Sitting proud in the center of the square is the Mason County Courthouse. Constructed in 1909, this is the third courthouse to serve the people of Mason County. Commissioners Court probably met in other locations until the first courthouse was built in 1872. It burned in 1877 and was replaced that year by a second red sandstone building. That one caught fire in 1900. Designed by E. C. Hosford, this Beaux Arts style third courthouse features a center dome and clock tower, gable front porticoes, with two story Doric columns and rusticated stonework with contrasting stone lintels.

Now off to visit the towns namesake. Fort Mason (GC181Q3) is situated near a spring long used by Indians; built of stone quarried from post hill. The Fort helped protect Texas frontier from Indians. Colonel Robert E. Lee, stationed in Texas 2 years, commanded Fort Mason from February 1860 to February 1861. Here he made his decision as to his part in the Civil War, saying: "If the Union is dissolved,... I shall return to my native state and... save in defense... draw my sword on none". He left Fort Mason February 13, 1861. In wartime he remembered "the enemy never sees the backs of Texans".

The fort was abandoned in 1969. The native stone buildings, which once numbered 25 were spirited away (stone by stone) to reappear in town, transformed into residences. In the mid 1970's the pattern was reversed when local citizens rebuilt a former officer’s quarters from the well-used rock.

On my way out of town, I stopped at the Crosby Cemetery and my next geocache (GC1NVFP). The first burial ground for the citizens of Mason and Koocksville, this cemetery traces its history to the 1850's. The oldest documented burial is that of Kate Lemburg, who died in 1856. Also interred here is Mason County's first sheriff, Thomas Milligan (1810-1860). The Crosby family purchased the property surrounding the cemetery in 1866, and it has been known as Crosby Cemetery since that time. Those buried in the cemetery include members of the Crosby and other pioneer families. It stands as a reflection of the area's heritage.

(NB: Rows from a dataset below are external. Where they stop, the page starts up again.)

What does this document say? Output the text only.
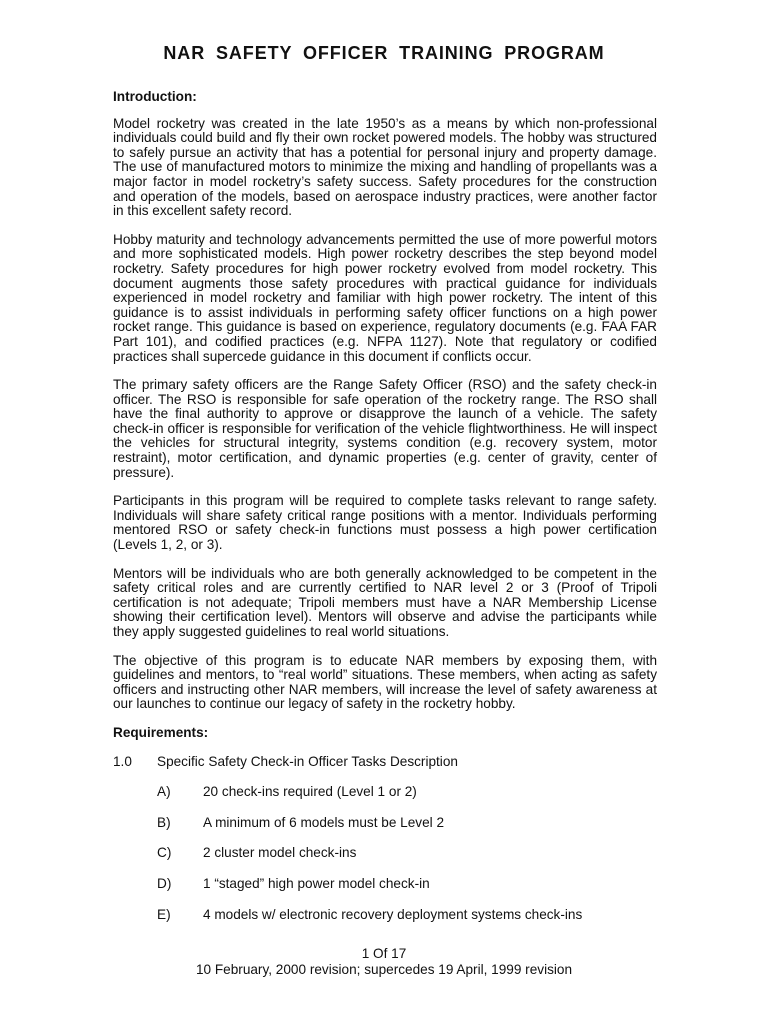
NAR SAFETY OFFICER TRAINING PROGRAM
Introduction:

Model rocketry was created in the late 1950’s as a means by which non-professional individuals could build and fly their own rocket powered models. The hobby was structured to safely pursue an activity that has a potential for personal injury and property damage. The use of manufactured motors to minimize the mixing and handling of propellants was a major factor in model rocketry’s safety success. Safety procedures for the construction and operation of the models, based on aerospace industry practices, were another factor in this excellent safety record.

Hobby maturity and technology advancements permitted the use of more powerful motors and more sophisticated models. High power rocketry describes the step beyond model rocketry. Safety procedures for high power rocketry evolved from model rocketry. This document augments those safety procedures with practical guidance for individuals experienced in model rocketry and familiar with high power rocketry. The intent of this guidance is to assist individuals in performing safety officer functions on a high power rocket range. This guidance is based on experience, regulatory documents (e.g. FAA FAR Part 101), and codified practices (e.g. NFPA 1127). Note that regulatory or codified practices shall supercede guidance in this document if conflicts occur.

The primary safety officers are the Range Safety Officer (RSO) and the safety check-in officer. The RSO is responsible for safe operation of the rocketry range. The RSO shall have the final authority to approve or disapprove the launch of a vehicle. The safety check-in officer is responsible for verification of the vehicle flightworthiness. He will inspect the vehicles for structural integrity, systems condition (e.g. recovery system, motor restraint), motor certification, and dynamic properties (e.g. center of gravity, center of pressure).

Participants in this program will be required to complete tasks relevant to range safety. Individuals will share safety critical range positions with a mentor. Individuals performing mentored RSO or safety check-in functions must possess a high power certification (Levels 1, 2, or 3).

Mentors will be individuals who are both generally acknowledged to be competent in the safety critical roles and are currently certified to NAR level 2 or 3 (Proof of Tripoli certification is not adequate; Tripoli members must have a NAR Membership License showing their certification level). Mentors will observe and advise the participants while they apply suggested guidelines to real world situations.

The objective of this program is to educate NAR members by exposing them, with guidelines and mentors, to “real world” situations. These members, when acting as safety officers and instructing other NAR members, will increase the level of safety awareness at our launches to continue our legacy of safety in the rocketry hobby.

Requirements:
1.0	Specific Safety Check-in Officer Tasks Description
A)	20 check-ins required (Level 1 or 2)
B)	A minimum of 6 models must be Level 2
C)	2 cluster model check-ins
D)	1 “staged” high power model check-in
E)	4 models w/ electronic recovery deployment systems check-ins
1 Of 17
10 February, 2000 revision; supercedes 19 April, 1999 revision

My last geocache of the day was on the outskirts of Mason in what used to be the town of Koocksville (GC1195E). The towns namesake(s) were William and Minna Koock who opened a store in their log house just after the Civil War. Due to its proximity to Mason, the Koocks never saw the need to apply for a post office. Koock's store became a stop for cattle buyers from more western counties.

The log store/ residence was rebuilt as a large stone structure in 1883. The building's second floor served as a community center and a place to hold civic meetings. The town thrived after the Civil War and the new prosperity made Koock a banker as well as a storekeeper. Koock later built a large flour mill and gin on his property but it was torn down and the stone cannibalized to build the VFD building in Mason. Koockvsille did have its own school at one point.

A decline in cattle and sheep prices sent the town into a slump, but when William Koock was killed in a riding accident (1890) his family moved into Mason and eventually sold the businesses (1899). Without the driving force of William Koock, the town would've become a ghost, but it's nearness to Mason has caused it to evolve into part of that city.

While driving the rural backroads of Texas, you never know what you're gonna see.

Just one more stop to make. Last week I mentioned stopping by Gamel Cemetery. I also mentioned William Gamel at the start of this blog as one of the earliest settlers in Mason County, moving here from Georgia. This land was a part of his homestead and you'll find his grave among those here. The oldest known burial is from 1883.

You have to cross this creek to get to the cemetery. Last week it was dry. This week there was a little bit of water there. I did manage to hide a cache there too (GC7Q19Q).

That's it for this week. The rest of the drive was straight through to Fort Stockton and getting ready for work tomorrow. Thanks for stopping by.